Management Vendors Climb on Board for NT 5.0

In early May, a number of system management vendors announced management-related initiatives slated to debut with the next-generation Windows NT 5.0 operating system from Microsoft Corp. Management agents from vendors such as Compuware Corp. (Farmington Hills, Mich., www.compuware.com), Hewlett-Packard Co., NetIQ Corp. (Santa Clara, Calif., www.netiq.com) and Tivoli Systems Inc. (Austin, Texas, www.tivoli.com) will ship on the Windows NT 5.0 CD-ROM. For its part, Computer Associates Int'l Inc. (CA) announced at its CA World user conference in New Orleans last month that the Real World Interface (RWI) for its Unicenter TNG product would ship with Windows NT 5.0 as well.

In the aftermath of the announcements, many vendors trumpeted the inclusion of their respective agents or interfaces on the Windows NT 5.0 CD-ROM as proof positive of their cozy relationships with Microsoft. According to at least one industry analyst, however, such claims simply have no basis in truth.

"These announcements were a way to create hype, and hype is not going to solve any of your problems," maintains Ray Paquet, an analyst with consultancy and research firm the Gartner Group (Stamford, Conn.).

If you listen to a vendor such as CA tell its story, however, the inclusion of Unicenter TNG's RWI browser interface with Windows NT 5.0 is a major coup for both CA and Windows NT management. "The distribution of CA's Real World Interface for Windows NT provides clients with a unifying interface for managing their Windows computing and communications environments," claimed CA CEO Charles Wang in a prepared release. "This is a major step toward the practical implementation of true cross-resource, service-oriented management."

Wang's pronouncement is typical of much of the bluster coming out of the system management vendor community. As it is, during its CA World user conference, CA trotted Microsoft CEO Bill Gates out on stage to extol the virtues of the bundling of its RWI with Windows NT 5.0. "We're pleased that CA's Real World Interface for Windows NT provides customers with [manageability data], further enhancing the manageability of their Windows systems," Gates affirmed at the time.

But should IT managers looking to enhance manageability in their enterprise environments expect to reap any significant benefit from these announcements? Not likely, say many analysts. Rather, the raft of management-related announcements on the part of the system management vendor community is an indication of a huge market-share war.

Dan Kusnetzkey, director of operating environments and serverware research with International Data Corp. (IDC, Framingham, Mass.), thinks that the recent raft of management-related announcements demonstrates that Microsoft is serious about Windows NT management going forward. "Microsoft is pulling out all of the stops to prove that Windows NT is scalable, manageable, reliable and any other -able that would allow it to enter the enterprise software club," Kusnetzky avers. "They are working hard to find ways to address just about every concern competitors have raised. It remains to be seen if it will be enough."

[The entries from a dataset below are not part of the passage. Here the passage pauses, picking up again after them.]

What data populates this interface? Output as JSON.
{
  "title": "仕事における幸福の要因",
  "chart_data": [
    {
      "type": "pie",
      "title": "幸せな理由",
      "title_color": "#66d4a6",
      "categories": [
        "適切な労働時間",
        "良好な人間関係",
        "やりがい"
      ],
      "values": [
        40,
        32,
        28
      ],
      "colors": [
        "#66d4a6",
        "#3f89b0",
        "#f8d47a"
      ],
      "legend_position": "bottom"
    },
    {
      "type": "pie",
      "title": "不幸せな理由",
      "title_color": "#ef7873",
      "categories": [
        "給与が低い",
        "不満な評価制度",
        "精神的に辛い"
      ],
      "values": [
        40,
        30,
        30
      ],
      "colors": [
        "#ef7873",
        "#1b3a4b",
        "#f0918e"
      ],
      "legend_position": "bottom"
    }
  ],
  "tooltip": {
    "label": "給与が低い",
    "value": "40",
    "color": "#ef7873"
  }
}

According to Gartner's Paquet, however, the marketplace for Windows NT system management tools is one of the most fractious in the industry. At the same time, the broad adoption of Windows NT in the enterprise is also creating an increased demand for management tools in the Windows NT space. Traditional systems management giants such as Tivoli, CA and HP are attempting to leverage their existing enterprise expertise in a burgeoning Windows NT system management marketplace populated by swift, nimble competitors such as NetIQ and Mission Critical Software Inc. (Houston, www.missioncritical.com) who have architected their respective products from the ground up for Windows NT.

In the final analysis, Gartner's Paquet says, there really just wasn't much substance in many of the announcements. Each of the management agents supplied by Tivoli, HP, and so on, provide no native manageability, and CA's RWI simply provides a GUI for accessing Common Information Model information.

In Paquet's account, best practices and competent IT administrators are more often than not the key to effective administration in distributed Windows NT environments. "Do you believe that these technologies are going to solve your problems?" He concludes. "[It's] the people and the processes [that] are most important."

CA's Real World Interface, due to ship with Windows NT 5.0, allows administrators to perform management functions within CA's Unicenter TNG system management infrastructure.